Kawasaki, torna il turbo sulle moto

A sorpresa (ma non troppo) Kawasaki presenta al Tokio Motor Show il prototipo di un motore turbo per moto. Tornano alla memoria le moto sovralimentate degli anni 80, ma sarà tutta un’altra storia

Non è una boutade, un colpo ad effetto, uno show da salone. Quello esposto al Tokio Motor Show da Kawasaki è il motore del futuro. Piccolo, compatto, leggero e… turbo. Sì, proprio così: effettivamente pare che i tempi siano maturi per una nuova generazione di motori turbo per le moto. Del resto il mio insider in Kawasaki lo andava dicendo da tempo che ad Akashi stavano lavorando su una soluzione del genere: il traguardo sembra essere più vicino di quel che si creda. La sovralimentazione sulle moto non è mai realmente decollata ma nemmeno è mai stata completamente abbandonata, soprattutto dai preparatori, che con le turbine ci hanno sempre giocato. Dalle Gilera con compressore degli anni ‘30 siamo passati alle moto turbo degli anni 80, che non erano esattamente il massimo della guidabilità.

Allora era una moda, più che altro (e la Kawasaki fu una delle migliori esponenti con la sua GPz 750 da ben 112 cv…), ma anni dopo la tecnologia della sovralimentazione ha compiuto passi da gigante. Il turbo torna di prepotente attualità, ovunque, anche in Formula 1 (dall’anno prossimo sui motori delle monoposto), ma soprattutto sulle auto di prodizione (leggi qui l'articolo sulle nuove compatte turbo).

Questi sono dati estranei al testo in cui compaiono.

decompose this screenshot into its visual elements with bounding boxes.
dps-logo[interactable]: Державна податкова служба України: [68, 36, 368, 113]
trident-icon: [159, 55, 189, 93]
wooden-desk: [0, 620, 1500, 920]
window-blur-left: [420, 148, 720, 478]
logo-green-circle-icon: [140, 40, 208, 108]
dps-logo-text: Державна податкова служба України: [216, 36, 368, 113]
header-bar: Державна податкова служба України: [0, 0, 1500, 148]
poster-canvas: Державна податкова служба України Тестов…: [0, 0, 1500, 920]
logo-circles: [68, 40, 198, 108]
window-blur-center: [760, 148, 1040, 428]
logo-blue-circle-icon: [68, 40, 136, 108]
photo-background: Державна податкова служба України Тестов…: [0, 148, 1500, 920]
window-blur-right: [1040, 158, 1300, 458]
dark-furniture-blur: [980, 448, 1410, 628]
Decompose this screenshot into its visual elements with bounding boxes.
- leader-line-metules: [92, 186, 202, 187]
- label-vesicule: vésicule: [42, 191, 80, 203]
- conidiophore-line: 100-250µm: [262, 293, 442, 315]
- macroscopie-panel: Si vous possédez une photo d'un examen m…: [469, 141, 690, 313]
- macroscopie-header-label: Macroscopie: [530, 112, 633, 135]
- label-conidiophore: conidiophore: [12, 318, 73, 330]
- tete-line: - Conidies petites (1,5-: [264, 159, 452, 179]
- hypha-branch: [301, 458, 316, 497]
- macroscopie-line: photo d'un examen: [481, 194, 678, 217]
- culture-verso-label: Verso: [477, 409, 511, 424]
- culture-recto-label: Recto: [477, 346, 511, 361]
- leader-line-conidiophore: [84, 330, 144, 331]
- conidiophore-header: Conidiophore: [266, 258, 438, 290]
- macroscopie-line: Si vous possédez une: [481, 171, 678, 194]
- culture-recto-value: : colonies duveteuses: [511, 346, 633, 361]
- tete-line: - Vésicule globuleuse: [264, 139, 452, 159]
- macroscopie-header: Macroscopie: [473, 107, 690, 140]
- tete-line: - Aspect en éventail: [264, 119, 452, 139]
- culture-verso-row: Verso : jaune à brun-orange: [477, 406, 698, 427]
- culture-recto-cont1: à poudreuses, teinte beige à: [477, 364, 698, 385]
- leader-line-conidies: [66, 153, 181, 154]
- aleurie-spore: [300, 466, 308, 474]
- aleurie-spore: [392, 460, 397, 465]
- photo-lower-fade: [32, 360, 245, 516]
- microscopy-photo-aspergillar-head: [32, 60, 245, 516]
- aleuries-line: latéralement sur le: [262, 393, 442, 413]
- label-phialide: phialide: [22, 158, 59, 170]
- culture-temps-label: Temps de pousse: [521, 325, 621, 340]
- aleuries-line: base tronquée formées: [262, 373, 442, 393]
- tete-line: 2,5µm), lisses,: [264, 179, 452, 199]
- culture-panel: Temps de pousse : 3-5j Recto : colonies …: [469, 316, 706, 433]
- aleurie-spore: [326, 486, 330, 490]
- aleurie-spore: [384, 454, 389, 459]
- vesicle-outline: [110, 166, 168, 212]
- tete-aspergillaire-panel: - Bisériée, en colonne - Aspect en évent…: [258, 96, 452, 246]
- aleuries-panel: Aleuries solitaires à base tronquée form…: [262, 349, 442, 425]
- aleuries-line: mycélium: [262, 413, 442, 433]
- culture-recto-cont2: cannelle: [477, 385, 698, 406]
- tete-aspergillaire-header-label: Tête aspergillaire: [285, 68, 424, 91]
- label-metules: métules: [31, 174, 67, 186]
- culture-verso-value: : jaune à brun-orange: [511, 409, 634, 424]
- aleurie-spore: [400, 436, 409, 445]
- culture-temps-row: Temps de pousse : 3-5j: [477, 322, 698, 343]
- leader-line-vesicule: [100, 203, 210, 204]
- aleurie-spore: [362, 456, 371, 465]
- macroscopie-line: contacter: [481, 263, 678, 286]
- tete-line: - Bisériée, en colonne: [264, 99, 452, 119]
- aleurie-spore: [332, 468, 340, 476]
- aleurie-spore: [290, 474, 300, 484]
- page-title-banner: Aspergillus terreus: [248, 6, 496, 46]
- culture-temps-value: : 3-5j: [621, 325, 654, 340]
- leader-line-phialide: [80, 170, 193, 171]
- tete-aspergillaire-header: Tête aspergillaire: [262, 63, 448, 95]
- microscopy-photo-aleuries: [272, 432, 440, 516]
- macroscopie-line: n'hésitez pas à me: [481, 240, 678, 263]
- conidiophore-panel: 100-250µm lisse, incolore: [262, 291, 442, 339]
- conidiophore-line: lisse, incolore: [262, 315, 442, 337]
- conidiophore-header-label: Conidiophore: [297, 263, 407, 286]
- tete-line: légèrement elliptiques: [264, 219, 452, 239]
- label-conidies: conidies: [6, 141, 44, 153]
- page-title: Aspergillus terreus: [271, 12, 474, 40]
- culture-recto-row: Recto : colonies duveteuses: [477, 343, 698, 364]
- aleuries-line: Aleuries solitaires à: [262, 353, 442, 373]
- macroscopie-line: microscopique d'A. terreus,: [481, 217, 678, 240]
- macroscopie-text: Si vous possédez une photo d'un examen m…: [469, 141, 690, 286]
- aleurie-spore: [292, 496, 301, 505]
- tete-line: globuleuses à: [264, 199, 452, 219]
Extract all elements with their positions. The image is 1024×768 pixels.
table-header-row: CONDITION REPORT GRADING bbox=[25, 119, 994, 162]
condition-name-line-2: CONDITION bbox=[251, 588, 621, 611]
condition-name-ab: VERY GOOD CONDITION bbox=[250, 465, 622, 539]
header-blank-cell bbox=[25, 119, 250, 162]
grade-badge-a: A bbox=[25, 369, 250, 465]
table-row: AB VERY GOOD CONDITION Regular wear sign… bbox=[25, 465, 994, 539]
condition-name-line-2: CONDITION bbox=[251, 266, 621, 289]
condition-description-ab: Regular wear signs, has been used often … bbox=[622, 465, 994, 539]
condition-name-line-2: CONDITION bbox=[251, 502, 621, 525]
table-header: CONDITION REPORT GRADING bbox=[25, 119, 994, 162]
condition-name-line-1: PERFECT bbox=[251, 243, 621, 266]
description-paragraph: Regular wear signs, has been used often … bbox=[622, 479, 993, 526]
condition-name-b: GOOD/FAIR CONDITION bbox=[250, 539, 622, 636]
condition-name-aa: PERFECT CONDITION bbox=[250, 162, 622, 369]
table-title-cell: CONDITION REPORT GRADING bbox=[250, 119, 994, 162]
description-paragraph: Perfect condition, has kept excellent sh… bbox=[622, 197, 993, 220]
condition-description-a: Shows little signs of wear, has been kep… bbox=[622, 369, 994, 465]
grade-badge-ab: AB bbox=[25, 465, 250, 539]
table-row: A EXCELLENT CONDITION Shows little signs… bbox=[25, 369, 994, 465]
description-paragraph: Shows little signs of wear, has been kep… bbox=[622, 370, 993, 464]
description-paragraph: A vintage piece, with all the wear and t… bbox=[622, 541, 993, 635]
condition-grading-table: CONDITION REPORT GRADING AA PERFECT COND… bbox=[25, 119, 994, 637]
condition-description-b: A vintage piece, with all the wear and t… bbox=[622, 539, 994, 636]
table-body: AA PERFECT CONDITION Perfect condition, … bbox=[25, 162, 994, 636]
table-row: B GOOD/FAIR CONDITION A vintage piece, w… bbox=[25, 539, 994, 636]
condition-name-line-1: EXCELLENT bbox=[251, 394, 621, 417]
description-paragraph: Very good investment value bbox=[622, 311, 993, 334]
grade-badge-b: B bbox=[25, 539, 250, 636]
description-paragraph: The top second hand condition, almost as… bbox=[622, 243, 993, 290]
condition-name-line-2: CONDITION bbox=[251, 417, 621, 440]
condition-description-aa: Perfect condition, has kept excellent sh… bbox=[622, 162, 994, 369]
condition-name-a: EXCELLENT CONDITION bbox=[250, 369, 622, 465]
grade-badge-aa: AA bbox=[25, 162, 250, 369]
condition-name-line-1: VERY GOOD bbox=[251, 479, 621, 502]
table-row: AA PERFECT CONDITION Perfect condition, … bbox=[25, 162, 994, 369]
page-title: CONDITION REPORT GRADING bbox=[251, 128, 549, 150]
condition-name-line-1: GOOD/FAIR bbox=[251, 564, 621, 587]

Basti pensare ai nuovi piccoli motori sovralimentati che già alloggiano sotto i cofani delle auto dei giorni nostri e che hanno nel turbocompressore un fido alleato. Ford Ecoboost su tutti (se non lo avete provato, fatelo), i nuovi motori benzina turbocompressi dimostrano con i fatti che se si cercano alte prestazioni in dimensioni e cilindrate compatte questa è l’unica strada percorribile. Percorribile anche dalle moto? Anche dalle moto, molte delle quali ormai sono malate di gigantismo a causa di motori che rincorrendo prestazioni “asciugate” da limiti di emissuoni sempre più stringenti e da carburazioni sempre più magre non trovano altro modo che crescere di cilindrata. 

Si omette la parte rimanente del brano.